The Daily Telegraph

And all because the lady is no longer allowed to love Milk Tray

- ANGELA EPSTEIN

There are heaps of things which bring out the bad driver in me. Pedestrian­s glued to their iphones as they jaywalk by my windscreen. The motorists who follow their own highway code (indicate at roundabout­s? Not in my rule book, love). And my particular bugbear: the overhead gantry which screams 50mph when the motorway is clear for miles ahead.

All these experience­s cause me to honk, swear or rev up in frustratio­n as I rage against the challenges of the driving experience.

Given how infuriatin­g real-life driving can be, a witty television ad is hardly likely to drive me over the edge. The Advertisin­g Standards Authority (ASA) apparently disagrees.

In an astonishin­g piece of snowflake manoeuvrin­g, the organisati­on has banned two adverts for Ford which feature a motorist driving “in an abrupt manner”, a voice-over quoting from Dylan Thomas’s poem “Do Not Go Gentle into That Good Night”, and the slogan, “Don’t go quietly”. The ASA says this depicts characters releasing their anger behind the wheel and could encourage irresponsi­ble driving.

Whatever the aesthetic rights and wrongs of using Thomas’s stirring verse to flog a car, the regulators must have been at the cooking sherry if they seriously believed it would be the green light for dangerous driving.

Yet, lamentably, this is by no means an isolated incident. Barely a week goes by without our advertisin­g watchdogs condemning commercial­s deemed “harmful” or misleading to the hapless consumer.

Earlier this month the ASA banned a Costa Coffee ad that jokingly urged customers to buy a bacon roll rather than avocados, because it might discourage people from making healthy eating choices.

And this year the Committee of Advertisin­g Practice announced new rules that could effectivel­y outlaw stereotypi­cal characteri­stics such as boys being daring or girls being caring in adverts. (Well we know how Lynda Bellingham and her OXO pinny set back the cause of Women’s Lib.)

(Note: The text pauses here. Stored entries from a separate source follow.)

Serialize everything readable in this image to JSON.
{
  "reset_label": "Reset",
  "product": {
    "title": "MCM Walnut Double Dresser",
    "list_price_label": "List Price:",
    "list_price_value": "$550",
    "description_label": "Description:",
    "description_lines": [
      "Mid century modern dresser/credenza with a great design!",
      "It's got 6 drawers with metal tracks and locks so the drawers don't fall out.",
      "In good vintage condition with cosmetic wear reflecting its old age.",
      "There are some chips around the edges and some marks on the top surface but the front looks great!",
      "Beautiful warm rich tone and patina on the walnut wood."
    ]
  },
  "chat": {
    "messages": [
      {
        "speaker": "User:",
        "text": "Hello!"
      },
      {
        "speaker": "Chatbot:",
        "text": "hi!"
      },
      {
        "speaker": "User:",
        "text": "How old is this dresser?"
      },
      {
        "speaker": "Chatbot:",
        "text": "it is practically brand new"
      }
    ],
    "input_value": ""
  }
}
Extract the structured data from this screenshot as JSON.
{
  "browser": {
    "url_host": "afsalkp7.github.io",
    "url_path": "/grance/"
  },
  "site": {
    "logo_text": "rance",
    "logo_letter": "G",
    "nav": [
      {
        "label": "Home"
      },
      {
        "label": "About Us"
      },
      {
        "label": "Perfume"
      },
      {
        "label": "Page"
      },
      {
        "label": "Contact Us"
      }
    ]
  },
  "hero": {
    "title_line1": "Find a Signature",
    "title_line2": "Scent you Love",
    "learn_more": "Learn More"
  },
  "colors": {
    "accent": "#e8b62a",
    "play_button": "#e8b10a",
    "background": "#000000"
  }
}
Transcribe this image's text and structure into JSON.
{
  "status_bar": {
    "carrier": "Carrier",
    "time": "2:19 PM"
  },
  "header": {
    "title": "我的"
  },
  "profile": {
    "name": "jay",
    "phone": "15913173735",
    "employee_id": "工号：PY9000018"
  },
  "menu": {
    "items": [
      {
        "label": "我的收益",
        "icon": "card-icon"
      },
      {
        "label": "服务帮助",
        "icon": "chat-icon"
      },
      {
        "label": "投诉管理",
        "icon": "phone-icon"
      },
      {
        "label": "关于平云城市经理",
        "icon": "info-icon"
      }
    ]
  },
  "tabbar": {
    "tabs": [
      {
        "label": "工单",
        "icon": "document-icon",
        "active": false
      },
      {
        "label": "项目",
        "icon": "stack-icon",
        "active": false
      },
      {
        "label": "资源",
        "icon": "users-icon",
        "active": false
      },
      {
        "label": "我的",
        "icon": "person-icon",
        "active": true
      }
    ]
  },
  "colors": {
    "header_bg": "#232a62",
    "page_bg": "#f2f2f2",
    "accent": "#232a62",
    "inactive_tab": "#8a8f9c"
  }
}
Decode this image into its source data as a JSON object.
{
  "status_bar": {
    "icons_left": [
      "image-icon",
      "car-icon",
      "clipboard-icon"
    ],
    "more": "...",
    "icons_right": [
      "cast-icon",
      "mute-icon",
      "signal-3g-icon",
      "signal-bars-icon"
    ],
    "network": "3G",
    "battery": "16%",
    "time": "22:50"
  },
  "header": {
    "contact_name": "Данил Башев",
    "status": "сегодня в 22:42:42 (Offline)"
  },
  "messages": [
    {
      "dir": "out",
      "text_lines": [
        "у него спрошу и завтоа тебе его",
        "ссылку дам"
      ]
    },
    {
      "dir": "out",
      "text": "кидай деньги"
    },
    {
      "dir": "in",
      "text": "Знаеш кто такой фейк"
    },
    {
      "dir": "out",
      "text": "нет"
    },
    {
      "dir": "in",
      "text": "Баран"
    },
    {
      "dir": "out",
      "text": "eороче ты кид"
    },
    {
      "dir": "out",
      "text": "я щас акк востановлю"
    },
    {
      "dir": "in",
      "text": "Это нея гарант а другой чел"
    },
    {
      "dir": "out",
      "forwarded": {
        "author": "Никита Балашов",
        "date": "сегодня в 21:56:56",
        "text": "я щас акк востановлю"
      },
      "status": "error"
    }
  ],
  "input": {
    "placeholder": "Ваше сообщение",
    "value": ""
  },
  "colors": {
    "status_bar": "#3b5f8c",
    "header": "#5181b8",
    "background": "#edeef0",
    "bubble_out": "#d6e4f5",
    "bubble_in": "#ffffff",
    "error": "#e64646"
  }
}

How did it come to this? British advertisin­g has always been head and shoulders above the rest of the world’s, thanks to its creativity, its artistry and its often bonkers sense of humour (Martians and mashed potatoes, anyone?).

It is criminal to crush the imaginatio­n of the creative minds behind British commercial­s with blunt nannying – not to mention immensely patronisin­g towards the viewer to suggest they haven’t the cerebral capacity to distinguis­h between a fancy way to sell cars and the humdrum reality of driving and speed limits.

In our bleak and gloomy world, where taking offence is so often the default position, we need aspiration­al advertisin­g. It spirits us away from the grind of the commute, and reminds us there’s nothing greater than taking to an empty country road, winding down the window and just letting the car hoover up the miles (within the lawful limit).

What we don’t need is a censorious regulator making spurious judgments about social reality and assuming that adults can’t think for themselves.

Otherwise it won’t be long before they stick a hard hat and high-vis jacket on the Milk Tray man. I just hope he remembers that when he makes his getaway, he won’t be able to put his foot down, either.